In U.S.-China Climate Deal, Big Loser Is Russia

Russian President Vladimir Putin. (Photo by Sean Gallup/Getty Images)

Russian President Vladimir Putin. (Photo by Sean Gallup/Getty Images)

A major bilateral agreement regarding limiting carbon emissions between China and the U.S. is the most significant development from the Asian Pacific Economic Cooperation (APEC) summit in Beijing. The agreement calls for the U.S. to substantially reduce its carbon output over the next decade and, very importantly, also calls for China to begin reducing its carbon output in 2030. The China-U.S. accord may or may not make a direct impact on climate change, but it is a major step in that direction. It also may face opposition from the Republican controlled Congress, but the White House had indicated they have the authority to implement the agreement without congressional approval.

This agreement has bearing on environmental politics, partisan politics in the U.S and the most important bilateral relationship for the U.S., but it is also significant for another country, Russia, and its evolving role in the world.
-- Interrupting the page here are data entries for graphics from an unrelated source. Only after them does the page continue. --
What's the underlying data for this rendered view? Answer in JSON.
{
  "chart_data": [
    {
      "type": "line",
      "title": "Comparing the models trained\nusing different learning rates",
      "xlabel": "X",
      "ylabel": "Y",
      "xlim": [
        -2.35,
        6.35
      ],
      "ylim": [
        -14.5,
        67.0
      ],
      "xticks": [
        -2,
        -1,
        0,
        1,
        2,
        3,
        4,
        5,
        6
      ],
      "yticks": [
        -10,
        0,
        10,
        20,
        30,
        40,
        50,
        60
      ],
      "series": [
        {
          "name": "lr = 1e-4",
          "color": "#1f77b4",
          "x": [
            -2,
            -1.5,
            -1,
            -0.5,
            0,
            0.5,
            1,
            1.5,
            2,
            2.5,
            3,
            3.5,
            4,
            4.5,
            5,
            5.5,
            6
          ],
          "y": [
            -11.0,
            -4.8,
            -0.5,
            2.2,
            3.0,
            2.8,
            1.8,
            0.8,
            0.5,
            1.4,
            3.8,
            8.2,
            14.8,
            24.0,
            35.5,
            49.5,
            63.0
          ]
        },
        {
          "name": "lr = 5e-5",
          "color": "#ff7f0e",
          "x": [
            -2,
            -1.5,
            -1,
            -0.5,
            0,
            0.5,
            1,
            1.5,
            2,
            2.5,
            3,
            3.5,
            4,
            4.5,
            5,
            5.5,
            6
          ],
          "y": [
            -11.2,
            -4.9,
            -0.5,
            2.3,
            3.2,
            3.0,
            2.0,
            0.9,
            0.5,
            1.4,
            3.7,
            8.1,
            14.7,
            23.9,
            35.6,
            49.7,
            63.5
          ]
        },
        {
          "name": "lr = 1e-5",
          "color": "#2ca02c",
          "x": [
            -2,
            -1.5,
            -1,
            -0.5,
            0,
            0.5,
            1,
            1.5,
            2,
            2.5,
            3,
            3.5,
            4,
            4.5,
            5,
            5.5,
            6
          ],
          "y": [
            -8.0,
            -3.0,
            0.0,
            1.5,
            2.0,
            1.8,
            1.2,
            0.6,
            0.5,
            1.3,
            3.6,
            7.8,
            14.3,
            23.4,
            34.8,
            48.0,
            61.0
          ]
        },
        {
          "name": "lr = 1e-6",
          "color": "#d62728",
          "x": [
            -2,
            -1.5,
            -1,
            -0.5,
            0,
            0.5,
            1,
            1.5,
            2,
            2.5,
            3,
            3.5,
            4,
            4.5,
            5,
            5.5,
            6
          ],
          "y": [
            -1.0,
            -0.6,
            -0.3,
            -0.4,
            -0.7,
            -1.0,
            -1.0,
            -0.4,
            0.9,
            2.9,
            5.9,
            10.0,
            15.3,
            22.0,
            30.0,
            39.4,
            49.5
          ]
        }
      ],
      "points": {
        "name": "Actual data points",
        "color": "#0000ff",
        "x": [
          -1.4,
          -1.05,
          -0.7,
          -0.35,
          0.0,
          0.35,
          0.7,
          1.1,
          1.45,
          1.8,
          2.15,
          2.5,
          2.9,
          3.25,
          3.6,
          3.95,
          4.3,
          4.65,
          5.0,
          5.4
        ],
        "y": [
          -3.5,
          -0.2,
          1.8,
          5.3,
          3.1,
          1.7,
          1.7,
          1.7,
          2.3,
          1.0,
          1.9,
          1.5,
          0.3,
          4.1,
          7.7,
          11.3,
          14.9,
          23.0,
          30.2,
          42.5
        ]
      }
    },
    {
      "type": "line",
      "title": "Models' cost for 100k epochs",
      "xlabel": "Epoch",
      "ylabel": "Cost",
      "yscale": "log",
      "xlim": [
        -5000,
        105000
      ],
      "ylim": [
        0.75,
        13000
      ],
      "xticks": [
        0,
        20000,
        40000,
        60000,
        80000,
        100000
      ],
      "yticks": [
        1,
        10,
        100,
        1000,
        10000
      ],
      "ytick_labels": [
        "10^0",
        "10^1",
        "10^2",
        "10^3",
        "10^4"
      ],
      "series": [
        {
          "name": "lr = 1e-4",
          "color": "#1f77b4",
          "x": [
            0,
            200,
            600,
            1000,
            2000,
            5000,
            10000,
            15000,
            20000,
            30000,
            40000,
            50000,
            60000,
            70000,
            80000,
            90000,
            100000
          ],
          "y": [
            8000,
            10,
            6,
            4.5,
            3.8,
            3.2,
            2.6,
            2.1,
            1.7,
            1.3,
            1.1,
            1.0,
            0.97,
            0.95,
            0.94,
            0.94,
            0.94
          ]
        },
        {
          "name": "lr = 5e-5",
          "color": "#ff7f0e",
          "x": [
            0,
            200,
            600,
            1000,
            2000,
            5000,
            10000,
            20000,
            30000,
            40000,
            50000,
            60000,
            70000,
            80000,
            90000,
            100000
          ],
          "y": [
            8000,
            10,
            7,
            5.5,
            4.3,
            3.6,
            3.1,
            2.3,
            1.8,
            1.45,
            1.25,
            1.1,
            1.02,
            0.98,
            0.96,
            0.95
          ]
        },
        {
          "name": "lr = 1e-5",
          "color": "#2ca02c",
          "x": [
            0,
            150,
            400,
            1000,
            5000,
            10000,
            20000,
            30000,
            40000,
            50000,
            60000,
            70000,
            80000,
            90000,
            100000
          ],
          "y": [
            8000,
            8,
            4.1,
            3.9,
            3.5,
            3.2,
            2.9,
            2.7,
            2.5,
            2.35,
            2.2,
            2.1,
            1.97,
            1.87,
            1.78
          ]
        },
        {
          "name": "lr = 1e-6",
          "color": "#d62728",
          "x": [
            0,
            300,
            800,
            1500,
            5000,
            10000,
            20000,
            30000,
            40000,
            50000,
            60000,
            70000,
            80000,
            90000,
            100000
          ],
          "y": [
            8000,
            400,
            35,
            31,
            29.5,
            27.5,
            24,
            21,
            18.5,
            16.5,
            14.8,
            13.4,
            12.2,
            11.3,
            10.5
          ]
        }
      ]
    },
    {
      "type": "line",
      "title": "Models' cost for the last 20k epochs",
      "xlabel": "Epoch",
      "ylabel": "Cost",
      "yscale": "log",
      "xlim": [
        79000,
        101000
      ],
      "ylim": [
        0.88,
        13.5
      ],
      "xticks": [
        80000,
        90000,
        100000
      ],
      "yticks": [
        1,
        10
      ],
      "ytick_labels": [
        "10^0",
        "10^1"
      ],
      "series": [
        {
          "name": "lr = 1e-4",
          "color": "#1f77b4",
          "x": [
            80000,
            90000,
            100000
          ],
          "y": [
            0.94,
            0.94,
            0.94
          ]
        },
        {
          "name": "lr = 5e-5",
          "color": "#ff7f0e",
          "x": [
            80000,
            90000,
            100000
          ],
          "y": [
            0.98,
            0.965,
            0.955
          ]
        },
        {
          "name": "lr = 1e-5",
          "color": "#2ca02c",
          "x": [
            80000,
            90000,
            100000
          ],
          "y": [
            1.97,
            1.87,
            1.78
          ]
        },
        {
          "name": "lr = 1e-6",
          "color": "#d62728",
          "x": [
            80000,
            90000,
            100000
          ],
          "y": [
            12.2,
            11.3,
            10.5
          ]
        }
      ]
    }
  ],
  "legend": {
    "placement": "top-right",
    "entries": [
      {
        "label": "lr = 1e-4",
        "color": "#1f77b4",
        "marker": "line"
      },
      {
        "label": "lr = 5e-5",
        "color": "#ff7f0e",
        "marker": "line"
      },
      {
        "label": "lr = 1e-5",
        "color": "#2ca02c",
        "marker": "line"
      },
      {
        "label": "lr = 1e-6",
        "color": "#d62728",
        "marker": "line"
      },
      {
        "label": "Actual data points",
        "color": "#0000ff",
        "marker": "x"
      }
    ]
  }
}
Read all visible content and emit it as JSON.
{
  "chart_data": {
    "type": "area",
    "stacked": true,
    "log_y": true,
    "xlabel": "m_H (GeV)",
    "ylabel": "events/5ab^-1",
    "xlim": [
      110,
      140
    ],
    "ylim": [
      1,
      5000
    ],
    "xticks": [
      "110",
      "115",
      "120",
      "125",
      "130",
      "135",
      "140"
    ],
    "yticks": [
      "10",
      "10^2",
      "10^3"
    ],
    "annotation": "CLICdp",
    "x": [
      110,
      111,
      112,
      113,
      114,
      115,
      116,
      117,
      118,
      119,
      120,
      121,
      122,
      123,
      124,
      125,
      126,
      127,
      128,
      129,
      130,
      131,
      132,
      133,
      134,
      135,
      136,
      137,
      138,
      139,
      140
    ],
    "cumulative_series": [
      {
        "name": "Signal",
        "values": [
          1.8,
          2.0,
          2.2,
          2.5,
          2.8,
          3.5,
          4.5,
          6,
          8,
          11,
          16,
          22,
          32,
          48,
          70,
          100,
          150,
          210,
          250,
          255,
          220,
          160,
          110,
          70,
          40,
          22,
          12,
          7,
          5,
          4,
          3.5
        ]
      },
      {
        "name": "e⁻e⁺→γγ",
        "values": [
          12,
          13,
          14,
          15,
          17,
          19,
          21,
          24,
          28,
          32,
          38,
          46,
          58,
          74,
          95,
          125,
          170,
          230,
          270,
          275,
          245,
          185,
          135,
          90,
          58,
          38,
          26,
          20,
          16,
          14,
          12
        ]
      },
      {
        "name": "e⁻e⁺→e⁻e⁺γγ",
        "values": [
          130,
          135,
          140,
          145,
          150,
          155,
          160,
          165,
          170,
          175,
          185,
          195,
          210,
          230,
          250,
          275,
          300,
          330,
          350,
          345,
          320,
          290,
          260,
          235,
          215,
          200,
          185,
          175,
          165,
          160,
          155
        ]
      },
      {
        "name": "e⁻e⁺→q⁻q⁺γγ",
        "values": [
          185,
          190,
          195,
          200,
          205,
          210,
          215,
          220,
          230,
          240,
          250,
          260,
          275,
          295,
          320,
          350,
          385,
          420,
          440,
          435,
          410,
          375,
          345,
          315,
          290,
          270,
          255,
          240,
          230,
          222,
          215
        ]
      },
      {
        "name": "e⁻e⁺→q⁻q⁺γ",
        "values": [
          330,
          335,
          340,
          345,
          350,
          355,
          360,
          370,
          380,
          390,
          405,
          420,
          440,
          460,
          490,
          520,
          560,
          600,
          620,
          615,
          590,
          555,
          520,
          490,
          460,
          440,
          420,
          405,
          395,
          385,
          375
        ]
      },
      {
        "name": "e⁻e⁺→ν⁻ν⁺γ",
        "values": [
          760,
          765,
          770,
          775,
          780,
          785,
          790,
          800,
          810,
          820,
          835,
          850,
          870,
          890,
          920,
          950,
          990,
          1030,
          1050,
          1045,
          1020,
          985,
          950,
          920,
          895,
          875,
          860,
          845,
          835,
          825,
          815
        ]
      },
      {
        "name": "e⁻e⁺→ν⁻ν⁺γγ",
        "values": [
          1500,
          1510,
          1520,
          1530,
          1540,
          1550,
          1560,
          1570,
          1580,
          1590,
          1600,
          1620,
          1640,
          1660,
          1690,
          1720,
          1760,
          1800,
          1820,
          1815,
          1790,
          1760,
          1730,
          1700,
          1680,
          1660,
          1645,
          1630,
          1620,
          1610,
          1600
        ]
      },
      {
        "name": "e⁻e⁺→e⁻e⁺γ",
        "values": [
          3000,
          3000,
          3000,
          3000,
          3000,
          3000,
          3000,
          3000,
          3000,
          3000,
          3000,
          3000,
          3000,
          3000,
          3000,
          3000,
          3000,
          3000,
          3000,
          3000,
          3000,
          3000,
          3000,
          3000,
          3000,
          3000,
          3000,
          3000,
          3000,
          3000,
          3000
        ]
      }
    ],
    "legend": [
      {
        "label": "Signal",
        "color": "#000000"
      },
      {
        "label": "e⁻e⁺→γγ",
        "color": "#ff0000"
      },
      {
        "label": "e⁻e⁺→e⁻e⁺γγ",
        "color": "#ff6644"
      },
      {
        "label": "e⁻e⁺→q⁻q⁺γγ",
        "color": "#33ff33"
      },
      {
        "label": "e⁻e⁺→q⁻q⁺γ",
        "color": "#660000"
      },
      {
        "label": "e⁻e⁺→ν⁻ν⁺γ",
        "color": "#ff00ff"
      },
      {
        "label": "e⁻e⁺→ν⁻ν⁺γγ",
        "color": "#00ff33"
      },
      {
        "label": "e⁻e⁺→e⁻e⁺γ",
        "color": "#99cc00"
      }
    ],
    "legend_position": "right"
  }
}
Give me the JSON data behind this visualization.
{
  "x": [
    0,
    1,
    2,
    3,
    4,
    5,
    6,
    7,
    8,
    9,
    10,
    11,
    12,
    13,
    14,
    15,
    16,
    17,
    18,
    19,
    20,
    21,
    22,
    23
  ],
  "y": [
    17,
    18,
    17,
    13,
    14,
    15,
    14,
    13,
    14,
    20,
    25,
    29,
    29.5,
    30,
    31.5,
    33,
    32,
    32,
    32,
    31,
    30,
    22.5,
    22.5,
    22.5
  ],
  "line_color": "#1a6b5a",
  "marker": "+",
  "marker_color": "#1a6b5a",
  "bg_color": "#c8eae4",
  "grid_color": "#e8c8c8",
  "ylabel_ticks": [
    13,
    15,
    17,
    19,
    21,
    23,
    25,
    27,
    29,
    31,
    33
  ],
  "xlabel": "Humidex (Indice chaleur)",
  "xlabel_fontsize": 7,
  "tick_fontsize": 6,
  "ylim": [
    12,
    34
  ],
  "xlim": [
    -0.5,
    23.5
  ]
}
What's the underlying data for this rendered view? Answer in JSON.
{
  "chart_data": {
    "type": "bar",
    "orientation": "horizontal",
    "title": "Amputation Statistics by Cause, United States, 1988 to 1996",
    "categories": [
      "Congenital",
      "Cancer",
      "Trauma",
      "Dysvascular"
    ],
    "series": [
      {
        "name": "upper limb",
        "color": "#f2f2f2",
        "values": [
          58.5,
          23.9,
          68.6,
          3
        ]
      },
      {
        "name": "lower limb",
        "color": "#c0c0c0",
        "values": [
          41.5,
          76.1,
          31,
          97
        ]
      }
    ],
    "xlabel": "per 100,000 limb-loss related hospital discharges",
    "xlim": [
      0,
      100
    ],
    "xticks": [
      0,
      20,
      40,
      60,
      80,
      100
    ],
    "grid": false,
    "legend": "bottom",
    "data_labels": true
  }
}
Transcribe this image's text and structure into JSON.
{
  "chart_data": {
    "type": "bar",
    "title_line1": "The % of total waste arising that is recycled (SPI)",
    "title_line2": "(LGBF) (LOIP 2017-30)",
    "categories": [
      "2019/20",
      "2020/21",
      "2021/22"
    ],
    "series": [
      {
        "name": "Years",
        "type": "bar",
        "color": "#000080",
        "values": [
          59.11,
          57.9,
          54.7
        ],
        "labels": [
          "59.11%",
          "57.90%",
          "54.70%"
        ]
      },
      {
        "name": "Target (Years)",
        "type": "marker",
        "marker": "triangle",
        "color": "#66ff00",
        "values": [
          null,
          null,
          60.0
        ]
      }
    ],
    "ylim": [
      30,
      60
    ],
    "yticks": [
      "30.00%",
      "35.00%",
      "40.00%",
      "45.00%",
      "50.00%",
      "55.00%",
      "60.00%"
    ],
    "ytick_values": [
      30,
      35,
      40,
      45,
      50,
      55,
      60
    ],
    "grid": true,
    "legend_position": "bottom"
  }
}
Russia, of course, was not part of this climate change discussion, but signed a non-binding memorandum for another major gas deal with China during the APEC summit. Though the details of that gas deal have not been finalized, it is expected to be worth well over $100 billion. While this contract would strengthen ties between China and Russia, it also solidifies Russia’s position as simply a supplier of raw material to Beijing, rather than as an economic or political equal.

Like the energy deal the two countries agreed upon in May, this one will also probably be better for China than for Russia. According to industry website Oilprice.com, “[t]he latest deal will likely be even more lopsided in China’s favor. That is because Russia’s leverage has been severely diminished in just the few months since the May 2014 deal. Western sanctions have struck a severe blow to the Russian economy.” In other words, American and European sanctions forced Russia into a bad negotiating position that was exploited by China.

Thus, unless something changes the story of from the APEC summit is that the U.S. and China are trying to work together, despite their many differences, to solve one of the world’s most pressing problems while Moscow, desperate for cash and markets, finds a way to sell more gas to China at a bad price. For a Russia that is anxious to be seen as a major player on the global stage, this cannot be good news.

President Obama may not be able to win support for his agreement on climate change with China from a hostile and confident Republican congress, but events in Beijing show that the western strategy towards Russia is beginning to show dividends, and that Russian President Vladimir Putin leaves Beijing again reminded that for much of Asia he is seen as somebody to whom to turn for cheap raw material, not global leadership. If for no other reason than that, Mr. Obama deserves credit for some success in Beijing.